Joining them on that Friday was Chandler, the 8-year-old yellow Lab who was lazily napping on the deck like she likes to do.
That was until Sandy finally realized that Chandler was no longer napping. Chandler had been nervously and anxiously running back and forth from the deck to the lake and back again when Sandy realized
that something was not quite right.
“Chandler is a very receptive dog who knows people very well. She’s the friendliest of friendly,” Keith Stern, Sandy and Dennis’s son, said.
Keith is Chandler’s master, but the dog was spending the day with Keith’s parents, “Grandma and Grandpa.”
“She spends a lot of time with us,” Sandy said.

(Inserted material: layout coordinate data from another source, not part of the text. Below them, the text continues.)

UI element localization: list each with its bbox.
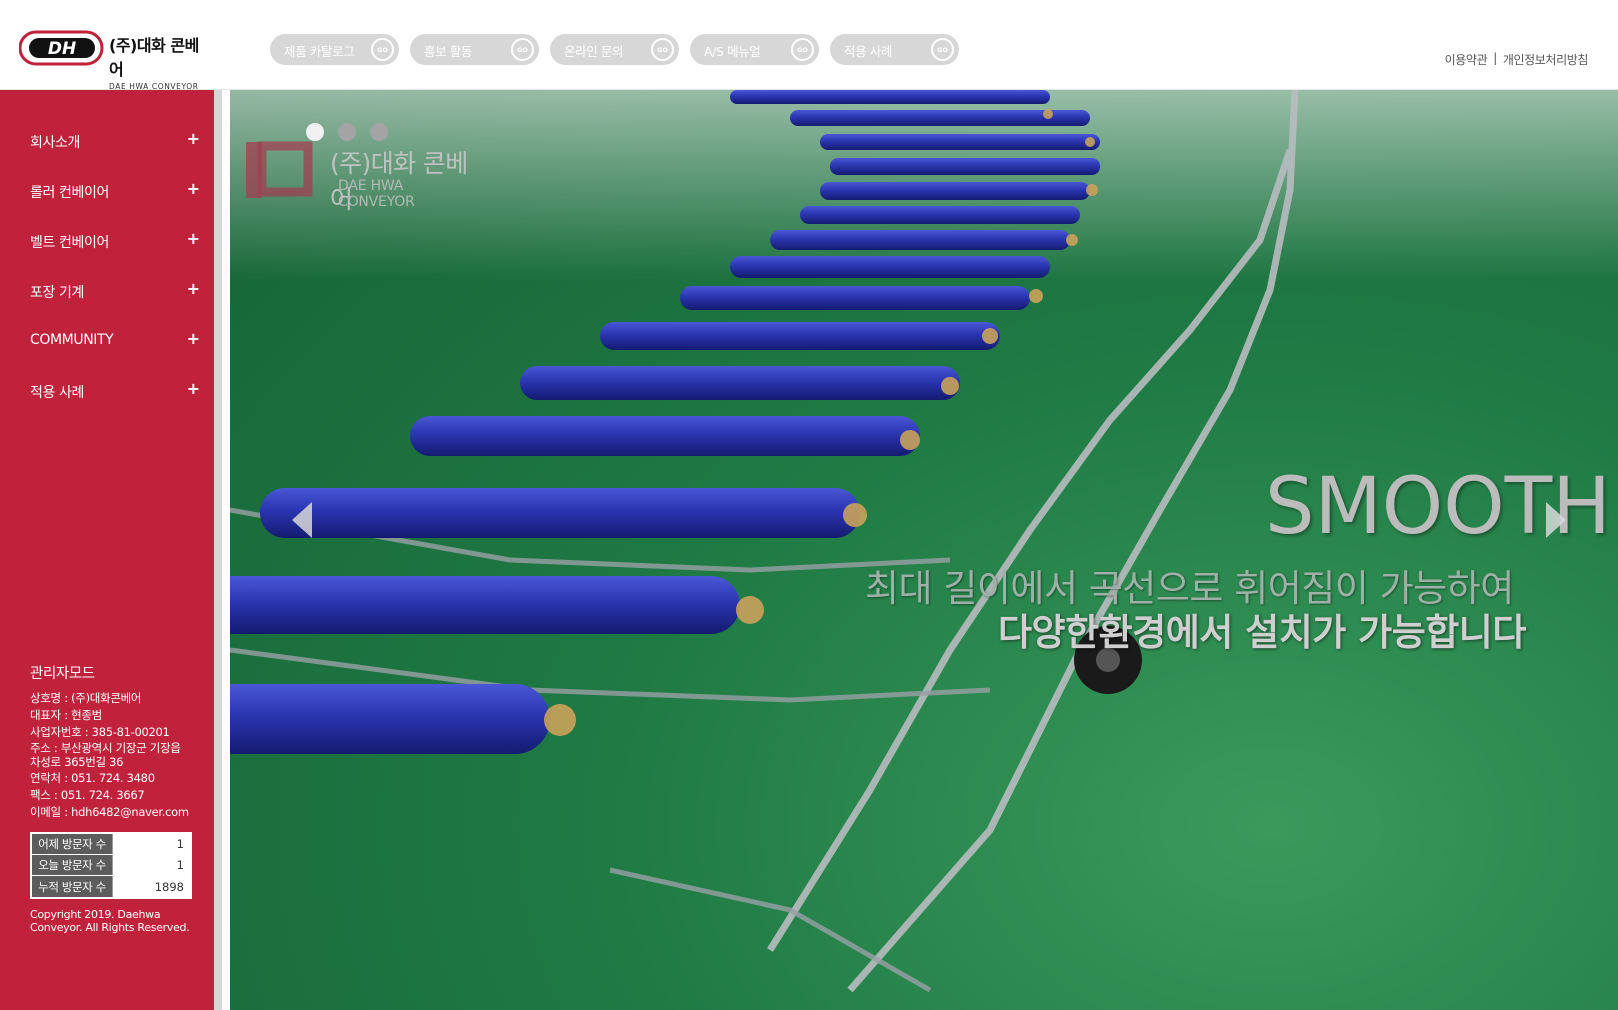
utility-links: 이용약관 | 개인정보처리방침 bbox=[1445, 51, 1589, 68]
sidebar-item-belt-conveyor[interactable]: 벨트 컨베이어 + bbox=[30, 231, 200, 282]
slide-dot-2[interactable] bbox=[338, 123, 356, 141]
hero-slider: (주)대화 콘베어 DAE HWA CONVEYOR SMOOTH 최대 길이에… bbox=[230, 90, 1618, 1010]
nav-case-studies-button[interactable]: 적용 사례 GO bbox=[830, 34, 959, 65]
visitor-value: 1 bbox=[112, 855, 190, 875]
business-number: 사업자번호 : 385-81-00201 bbox=[30, 725, 170, 739]
sidebar: 회사소개 + 롤러 컨베이어 + 벨트 컨베이어 + 포장 기계 + COMMU… bbox=[0, 90, 222, 1010]
plus-icon[interactable]: + bbox=[187, 281, 200, 297]
sidebar-item-case-studies[interactable]: 적용 사례 + bbox=[30, 381, 200, 432]
company-name: 상호명 : (주)대화콘베어 bbox=[30, 691, 142, 705]
table-row: 오늘 방문자 수 1 bbox=[32, 855, 190, 876]
fax: 팩스 : 051. 724. 3667 bbox=[30, 788, 145, 802]
sidebar-item-label: 벨트 컨베이어 bbox=[30, 235, 109, 251]
dh-watermark-icon bbox=[246, 141, 313, 198]
visitor-label: 오늘 방문자 수 bbox=[32, 855, 112, 875]
go-icon: GO bbox=[931, 38, 954, 61]
phone: 연락처 : 051. 724. 3480 bbox=[30, 771, 155, 785]
sidebar-item-roller-conveyor[interactable]: 롤러 컨베이어 + bbox=[30, 181, 200, 232]
site-header: DH (주)대화 콘베어 DAE HWA CONVEYOR 제품 카탈로그 GO… bbox=[0, 0, 1618, 91]
visitor-value: 1 bbox=[112, 834, 190, 854]
dh-logo-icon: DH bbox=[19, 30, 104, 66]
sidebar-item-label: 포장 기계 bbox=[30, 285, 84, 301]
sidebar-item-label: 회사소개 bbox=[30, 135, 80, 151]
table-row: 누적 방문자 수 1898 bbox=[32, 876, 190, 897]
sidebar-item-label: 롤러 컨베이어 bbox=[30, 185, 109, 201]
watermark-logo: (주)대화 콘베어 DAE HWA CONVEYOR bbox=[242, 140, 482, 214]
terms-link[interactable]: 이용약관 bbox=[1445, 51, 1488, 68]
site-logo[interactable]: DH (주)대화 콘베어 DAE HWA CONVEYOR bbox=[19, 30, 209, 91]
address-line-2: 차성로 365번길 36 bbox=[30, 755, 124, 769]
slide-indicators bbox=[306, 123, 388, 141]
slide-caption-line-2: 다양한환경에서 설치가 가능합니다 bbox=[998, 611, 1526, 654]
company-info: 관리자모드 상호명 : (주)대화콘베어 대표자 : 현종범 사업자번호 : 3… bbox=[30, 662, 215, 821]
go-icon: GO bbox=[511, 38, 534, 61]
sidebar-item-label: COMMUNITY bbox=[30, 332, 114, 348]
visitor-label: 어제 방문자 수 bbox=[32, 834, 112, 854]
nav-promotion-button[interactable]: 홍보 활동 GO bbox=[410, 34, 539, 65]
address-line-1: 주소 : 부산광역시 기장군 기장읍 bbox=[30, 741, 181, 755]
top-navigation: 제품 카탈로그 GO 홍보 활동 GO 온라인 문의 GO A/S 메뉴얼 GO… bbox=[270, 34, 959, 65]
nav-label: 온라인 문의 bbox=[564, 44, 624, 59]
visitor-counter: 어제 방문자 수 1 오늘 방문자 수 1 누적 방문자 수 1898 bbox=[30, 832, 192, 899]
plus-icon[interactable]: + bbox=[187, 231, 200, 247]
nav-label: 홍보 활동 bbox=[424, 44, 472, 59]
plus-icon[interactable]: + bbox=[187, 181, 200, 197]
slide-dot-3[interactable] bbox=[370, 123, 388, 141]
admin-mode-link[interactable]: 관리자모드 bbox=[30, 662, 215, 683]
plus-icon[interactable]: + bbox=[187, 381, 200, 397]
copyright-text: Copyright 2019. Daehwa Conveyor. All Rig… bbox=[30, 908, 190, 934]
sidebar-menu: 회사소개 + 롤러 컨베이어 + 벨트 컨베이어 + 포장 기계 + COMMU… bbox=[30, 131, 200, 432]
logo-initials: DH bbox=[48, 39, 76, 59]
link-separator: | bbox=[1493, 51, 1497, 65]
watermark-subtitle: DAE HWA CONVEYOR bbox=[338, 178, 415, 210]
sidebar-item-company[interactable]: 회사소개 + bbox=[30, 131, 200, 182]
chevron-right-icon[interactable] bbox=[1540, 498, 1570, 542]
company-ceo: 대표자 : 현종범 bbox=[30, 708, 102, 722]
go-icon: GO bbox=[651, 38, 674, 61]
sidebar-item-packaging-machine[interactable]: 포장 기계 + bbox=[30, 281, 200, 332]
privacy-policy-link[interactable]: 개인정보처리방침 bbox=[1503, 51, 1589, 68]
nav-label: 제품 카탈로그 bbox=[284, 44, 355, 59]
nav-label: A/S 메뉴얼 bbox=[704, 44, 761, 59]
go-icon: GO bbox=[791, 38, 814, 61]
email: 이메일 : hdh6482@naver.com bbox=[30, 805, 189, 819]
visitor-value: 1898 bbox=[112, 876, 190, 897]
go-icon: GO bbox=[371, 38, 394, 61]
nav-online-inquiry-button[interactable]: 온라인 문의 GO bbox=[550, 34, 679, 65]
plus-icon[interactable]: + bbox=[187, 131, 200, 147]
nav-as-manual-button[interactable]: A/S 메뉴얼 GO bbox=[690, 34, 819, 65]
sidebar-item-community[interactable]: COMMUNITY + bbox=[30, 331, 200, 382]
plus-icon[interactable]: + bbox=[187, 331, 200, 347]
slide-dot-1[interactable] bbox=[306, 123, 324, 141]
nav-label: 적용 사례 bbox=[844, 44, 892, 59]
table-row: 어제 방문자 수 1 bbox=[32, 834, 190, 855]
chevron-left-icon[interactable] bbox=[288, 498, 318, 542]
nav-product-catalog-button[interactable]: 제품 카탈로그 GO bbox=[270, 34, 399, 65]
brand-name: (주)대화 콘베어 bbox=[109, 36, 199, 79]
sidebar-item-label: 적용 사례 bbox=[30, 385, 84, 401]
visitor-label: 누적 방문자 수 bbox=[32, 876, 112, 897]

It was Chandler’s heightened receptors that finally got Sandy’s attention. Chandler’s anxious movements and back and forth from the water’s edge to the deck and back again was enough to convince Sandy to follow her from the deck and down to the water’s edge where she saw a canoe capsized and several people struggling in the water.
“Chandler was acting antsy and frantic because she could hear the people yelling in the water,” Sandy said.
Calling to her husband, Dennis, he too came down to the lake to survey the situation.
Realizing quickly that the people in the water needed help, Dennis jumped into the family pontoon boat and made his way toward the canoe.
What he found was the mother and a child clinging to the capsized canoe and the father of the family on his way back from shore to the canoe; he had already made it to shore with two of their young children and was on his way back to the canoe to help his wife and other child.
Dennis helped the mother and child onto the pontoon boat and then assisted the father in getting the canoe back to shore.
“There weren’t a lot of words exchanged because I think the family was a bit traumatized,” Sandy said.
When everyone was on shore, it was decided that nobody needed emergency care, thank yous were given and after the family had a chance to dry off a bit and get their wits about them they were gone.
“We’ve lived on the lake for 22 years. It’s a small, quiet lake and we don’t see a lot of activity,” Sandy said.
She also said that they didn’t know the family and figured they were visiting and staying at a cottage for the weekend.
But had it not been for Chandler and her Lassie-like behavior, the Sterns would never have known that the family had capsized their canoe and needed help.